A comprehensive set of fairness metrics for datasets and machine learning models, explanations for these metrics, and algorithms to mitigate bias in datasets and models.
https://aif360.res.ibm.com/
Apache License 2.0
2.46k stars 840 forks source link

Theil Index using binary prediction #273

Open rocalabern opened 3 years ago

rocalabern commented 3 years ago

According to Theil index definition, the formula would be undertemined when y_score is 0 and y_target is 1.

Since b_i = y_score - y_target + 1 would give b_i = 0 And then log(0) not defined.

Shouldn't the package have a class which does not use BinaryLabelDataset for predictions, in order to calculate a Theil Indez with a continous score instead of a binary score?

I assume it is using the trick a*log(a) is equals to log(a**a), but not sure Theil Index is supposed to be calculated that way.

I did not expected this implementation, looks like a trick to be able to have the same interface for all metrics, instead of the proper calculation.

Sorry for my lack of knowledge in the subject if that is supposed to be the proper calculation.

https://github.com/Trusted-AI/AIF360/blob/746e763191ef46ba3ab5c601b96ce3f6dcb772fd/aif360/metrics/classification_metric.py#L694

krvarshney commented 3 years ago

The Theil Index is the Generalized Entropy Index with alpha = 1. The Generalized Entropy Index is implemented in the standard way using the equation https://wikimedia.org/api/rest_v1/media/math/render/svg/844bcf9d016e032d7e03f0de29b7733e36f0b8a9.

rocalabern commented 3 years ago

Ok, thanks.

But the interface forcus only on the binary classification.
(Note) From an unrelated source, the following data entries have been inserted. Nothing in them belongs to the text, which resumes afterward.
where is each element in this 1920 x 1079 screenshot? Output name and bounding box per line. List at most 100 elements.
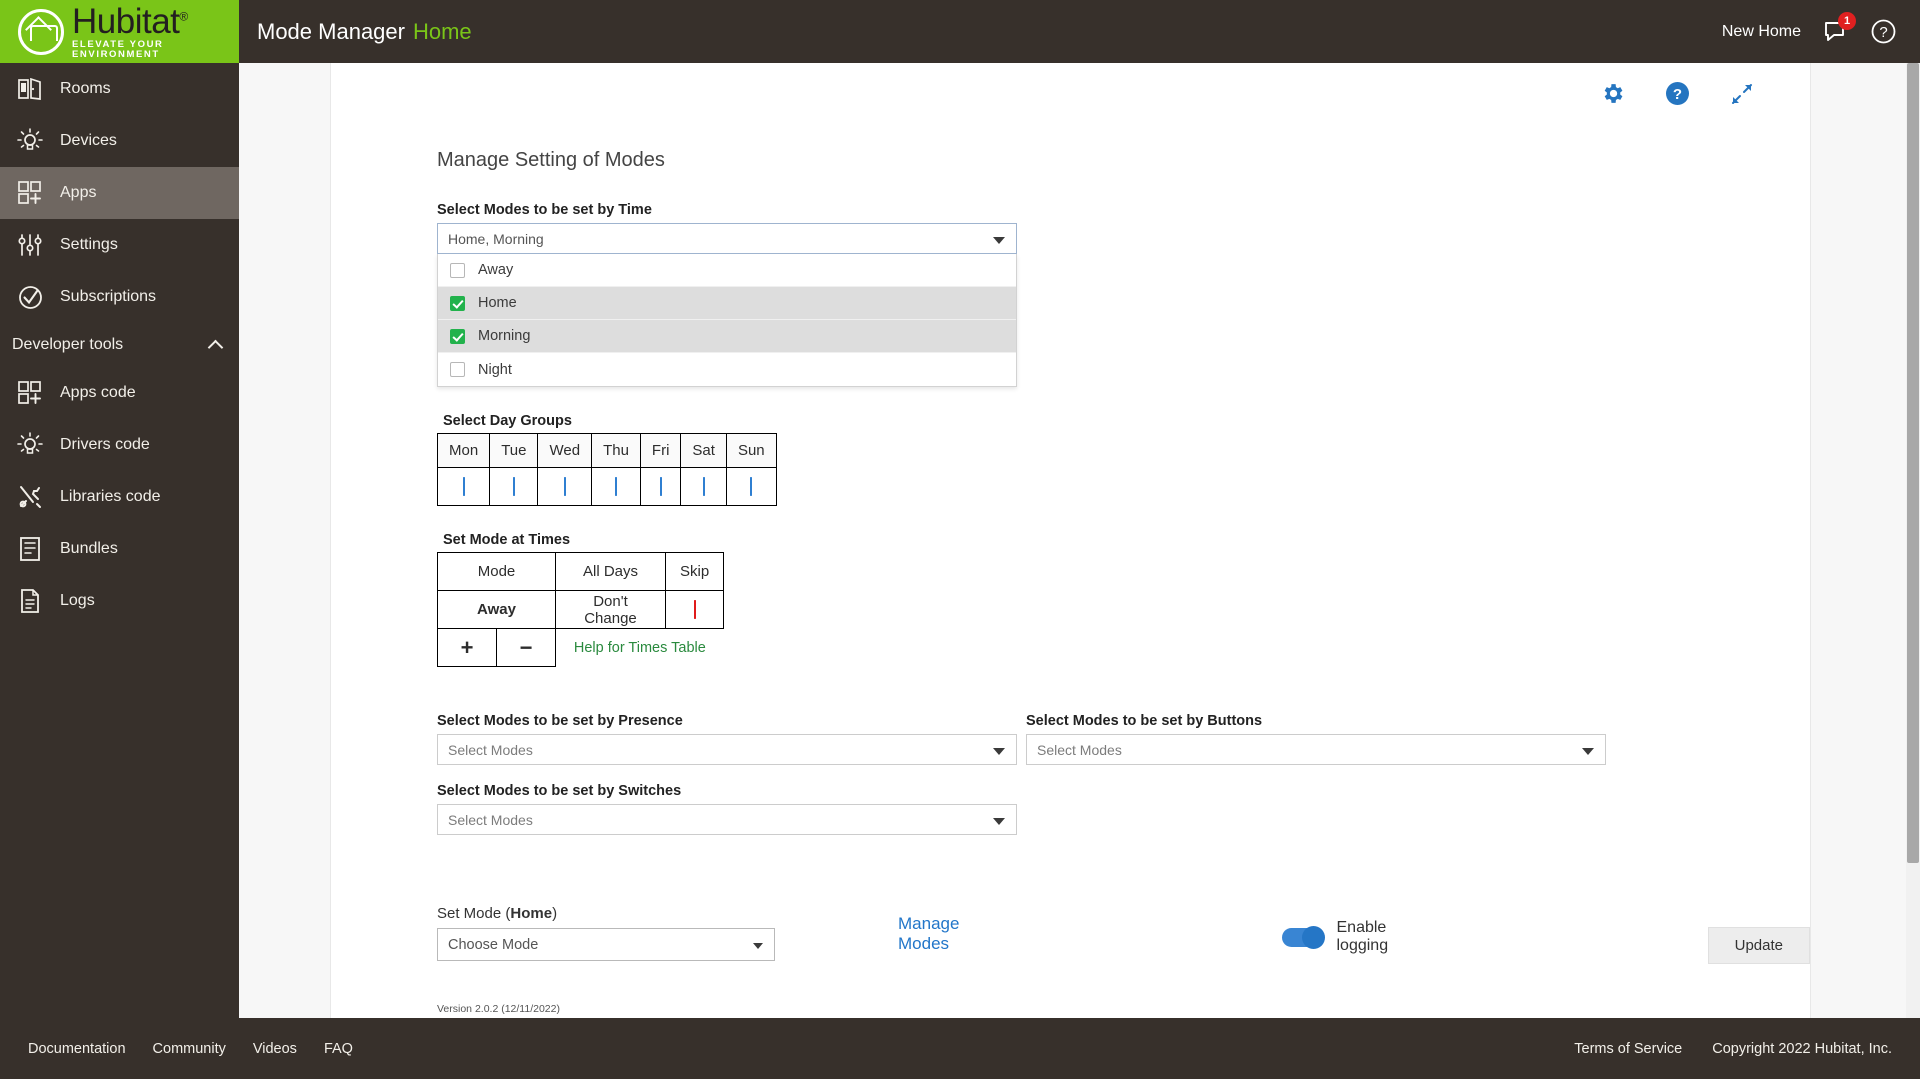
drivers-code-icon [12, 431, 48, 459]
sidebar-item-settings[interactable]: Settings [0, 219, 239, 271]
checkbox-skip[interactable] [693, 600, 696, 619]
sidebar-item-rooms[interactable]: Rooms [0, 63, 239, 115]
remove-row-button[interactable]: − [496, 628, 556, 667]
checkbox-away[interactable] [450, 262, 465, 278]
svg-text:?: ? [1879, 24, 1887, 41]
day-cell-tue[interactable] [489, 467, 539, 506]
app-title: Mode Manager [257, 18, 405, 44]
sidebar-item-devices[interactable]: Devices [0, 115, 239, 167]
day-groups-table: Mon Tue Wed Thu Fri Sat Sun [436, 433, 777, 506]
day-groups-label: Select Day Groups [443, 413, 572, 429]
sidebar-item-bundles[interactable]: Bundles [0, 523, 239, 575]
checkbox-morning[interactable] [450, 328, 465, 344]
add-row-button[interactable]: + [437, 628, 497, 667]
update-block: Update [1707, 927, 1810, 964]
brand-name: Hubitat [72, 2, 180, 41]
enable-logging-label: Enable logging [1336, 919, 1389, 954]
times-table: Mode All Days Skip Away Don't Change + −… [437, 552, 725, 667]
footer-link-documentation[interactable]: Documentation [28, 1041, 126, 1057]
checkbox-sat[interactable] [702, 477, 705, 496]
dropdown-option-night[interactable]: Night [438, 353, 1016, 386]
help-for-times-table-link[interactable]: Help for Times Table [574, 640, 706, 656]
checkbox-wed[interactable] [563, 477, 566, 496]
footer-link-terms[interactable]: Terms of Service [1574, 1041, 1682, 1057]
modes-by-time-dropdown[interactable]: Away Home Morning Night [437, 254, 1017, 387]
sidebar-item-drivers-code[interactable]: Drivers code [0, 419, 239, 471]
times-header-mode: Mode [437, 552, 556, 591]
brand-tagline: ELEVATE YOUR ENVIRONMENT [72, 39, 164, 60]
day-cell-wed[interactable] [537, 467, 593, 506]
bottom-action-row: Set Mode (Home) Choose Mode Manage Modes… [437, 905, 1810, 964]
gear-icon[interactable] [1600, 81, 1625, 106]
sidebar-item-apps[interactable]: Apps [0, 167, 239, 219]
set-mode-prefix: Set Mode ( [437, 905, 511, 922]
sidebar-section-developer-tools[interactable]: Developer tools [0, 323, 239, 367]
sidebar-item-subscriptions[interactable]: Subscriptions [0, 271, 239, 323]
notifications-button[interactable]: 1 [1823, 11, 1856, 45]
brand-text: Hubitat® ELEVATE YOUR ENVIRONMENT [72, 4, 239, 59]
footer-link-community[interactable]: Community [153, 1041, 226, 1057]
times-cell-days[interactable]: Don't Change [555, 590, 666, 629]
checkbox-home[interactable] [450, 295, 465, 311]
day-cell-mon[interactable] [436, 467, 491, 506]
modes-by-presence-label: Select Modes to be set by Presence [437, 713, 683, 729]
hub-name-label[interactable]: New Home [1722, 23, 1801, 41]
content-inner: Manage Setting of Modes Select Modes to … [331, 63, 1810, 1015]
page-scrollbar[interactable] [1906, 63, 1920, 1018]
day-header-sat: Sat [680, 433, 727, 468]
help-cell: Help for Times Table [554, 628, 724, 667]
sidebar-item-label: Rooms [60, 80, 111, 97]
help-icon[interactable]: ? [1665, 81, 1690, 106]
times-header-skip: Skip [664, 552, 725, 591]
modes-by-switches-placeholder: Select Modes [448, 811, 533, 828]
checkbox-sun[interactable] [750, 477, 753, 496]
help-circle-icon[interactable]: ? [1871, 19, 1896, 44]
footer-copyright: Copyright 2022 Hubitat, Inc. [1712, 1040, 1892, 1057]
day-cell-fri[interactable] [639, 467, 682, 506]
expand-icon[interactable] [1730, 82, 1754, 106]
times-cell-mode[interactable]: Away [437, 590, 556, 629]
enable-logging-toggle[interactable] [1282, 925, 1325, 949]
brand-logo[interactable]: Hubitat® ELEVATE YOUR ENVIRONMENT [0, 0, 239, 63]
scrollbar-thumb[interactable] [1907, 63, 1919, 863]
checkbox-tue[interactable] [512, 477, 515, 496]
update-button[interactable]: Update [1707, 927, 1810, 964]
day-cell-thu[interactable] [591, 467, 641, 506]
sidebar-item-apps-code[interactable]: Apps code [0, 367, 239, 419]
day-cell-sun[interactable] [725, 467, 777, 506]
modes-by-time-select[interactable]: Home, Morning [437, 223, 1017, 254]
day-cell-sat[interactable] [680, 467, 727, 506]
table-header-row: Mon Tue Wed Thu Fri Sat Sun [436, 433, 777, 468]
choose-mode-placeholder: Choose Mode [448, 936, 539, 953]
top-bar: Mode Manager Home New Home 1 ? [239, 0, 1920, 63]
dropdown-option-label: Night [478, 361, 512, 378]
set-mode-label: Set Mode (Home) [437, 905, 775, 922]
times-cell-skip[interactable] [664, 590, 725, 629]
modes-by-switches-select[interactable]: Select Modes [437, 804, 1017, 835]
apps-code-icon [12, 379, 48, 407]
sidebar: Hubitat® ELEVATE YOUR ENVIRONMENT Rooms … [0, 0, 239, 1079]
footer-link-videos[interactable]: Videos [253, 1041, 297, 1057]
dropdown-option-away[interactable]: Away [438, 254, 1016, 287]
modes-by-buttons-select[interactable]: Select Modes [1026, 734, 1606, 765]
dropdown-option-home[interactable]: Home [438, 287, 1016, 320]
sidebar-item-logs[interactable]: Logs [0, 575, 239, 627]
day-header-wed: Wed [537, 433, 593, 468]
sidebar-item-libraries-code[interactable]: Libraries code [0, 471, 239, 523]
checkbox-fri[interactable] [659, 477, 662, 496]
modes-by-time-label: Select Modes to be set by Time [437, 202, 652, 218]
checkbox-mon[interactable] [462, 477, 465, 496]
logging-block: Enable logging [1282, 919, 1437, 955]
checkbox-thu[interactable] [614, 477, 617, 496]
dropdown-option-morning[interactable]: Morning [438, 320, 1016, 353]
libraries-code-icon [12, 483, 48, 511]
checkbox-night[interactable] [450, 362, 465, 377]
modes-by-time-value: Home, Morning [448, 230, 544, 247]
manage-modes-link[interactable]: Manage Modes [898, 914, 959, 953]
chevron-down-icon [993, 747, 1005, 755]
sidebar-item-label: Logs [60, 592, 95, 609]
modes-by-presence-select[interactable]: Select Modes [437, 734, 1017, 765]
table-row [436, 467, 777, 506]
choose-mode-select[interactable]: Choose Mode [437, 928, 775, 961]
footer-link-faq[interactable]: FAQ [324, 1041, 353, 1057]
I would like to extend Theil Index for multiclass or regression. Actually, I woud like to use probabilities instead of binary predictions.

"In this paper, we will focus on binary classification, but our work extends to multiclass classification and regression, as well." A Unified Approach to Quantifying Algorithmic Unfairness: Measuring Individual & Group Unfairness via Inequality Indices

You can close the issue if this does not fit the package, or it is not considered, thanks for the reply

krvarshney commented 3 years ago

Extending for multiclass and/or regression will be great. Please go ahead. We can discuss your solution through a pull request once you've made it.